Re: Not the whole problem
A Land Value Tax (NOT property value tax) could resolve all these problems:
https://www.economist.com/blogs/freeexchange/2015/04/land-value-tax
Amazon and Google are just network effect monopolists much like landlords are location oligopolists. They are just adding insult to injury by massaging their profits away to zero tax countries.
A tax on inputs such as labour avoids this profit manipulation, a tax on land doesn't carry the dead weight loss of a tax on labor because landlords cannot respond by reducing the supply of land.
Google can try and avoid using land in the UK, but the suppliers of goods and services that google uses in the UK, as well as customers of their online service (advertisers and consumers) do have to use land.
"Most taxes do not just depress economic activity; they also displace it—for example to offshore financial centres. The faster that tax collectors crack down on loopholes, the more clever accountants find new ones.

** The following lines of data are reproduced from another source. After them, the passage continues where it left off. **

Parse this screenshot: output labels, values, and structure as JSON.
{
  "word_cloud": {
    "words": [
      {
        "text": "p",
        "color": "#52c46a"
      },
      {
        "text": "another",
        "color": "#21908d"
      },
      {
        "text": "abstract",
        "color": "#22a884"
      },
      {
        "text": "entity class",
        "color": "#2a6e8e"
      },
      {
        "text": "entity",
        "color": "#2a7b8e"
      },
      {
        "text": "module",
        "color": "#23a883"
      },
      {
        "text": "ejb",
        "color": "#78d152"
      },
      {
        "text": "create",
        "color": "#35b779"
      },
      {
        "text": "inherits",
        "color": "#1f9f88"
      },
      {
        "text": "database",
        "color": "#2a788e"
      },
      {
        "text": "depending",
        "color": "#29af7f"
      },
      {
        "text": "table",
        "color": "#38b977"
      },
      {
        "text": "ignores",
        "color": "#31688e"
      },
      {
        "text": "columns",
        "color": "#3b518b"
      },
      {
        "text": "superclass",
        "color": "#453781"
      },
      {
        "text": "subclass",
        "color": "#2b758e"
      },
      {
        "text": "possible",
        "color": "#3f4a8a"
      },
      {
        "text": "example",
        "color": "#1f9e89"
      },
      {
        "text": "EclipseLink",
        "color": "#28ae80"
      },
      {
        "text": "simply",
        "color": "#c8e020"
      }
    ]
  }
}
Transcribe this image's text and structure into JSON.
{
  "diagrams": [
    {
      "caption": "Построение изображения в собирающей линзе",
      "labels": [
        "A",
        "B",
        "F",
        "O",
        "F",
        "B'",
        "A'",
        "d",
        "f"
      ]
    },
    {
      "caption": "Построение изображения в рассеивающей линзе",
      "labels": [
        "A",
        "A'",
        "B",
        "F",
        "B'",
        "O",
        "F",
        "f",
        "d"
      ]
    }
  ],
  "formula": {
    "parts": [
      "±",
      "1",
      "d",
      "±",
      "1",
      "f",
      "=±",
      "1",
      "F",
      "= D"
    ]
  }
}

Land-value taxes, on the other hand, lack these perverse effects. They cannot reduce the supply of land, or distort decisionmaking. Instead they may even stimulate economic activity, by penalising those who hoard land and keep it idle (a big plus in desolate post-industrial cities where much land is vacant). The tax drives the land price down by the capitalised value of the future levies—theoretically even to zero—until someone finds a use for the land. Collection is cheap. Unlike profit, you cannot massage land away or move it to Luxembourg. If you do not pay, it can be seized and sold. Though nobody likes extra taxes, new land-value levies could be matched by cuts in other taxes, especially those paid by poor people."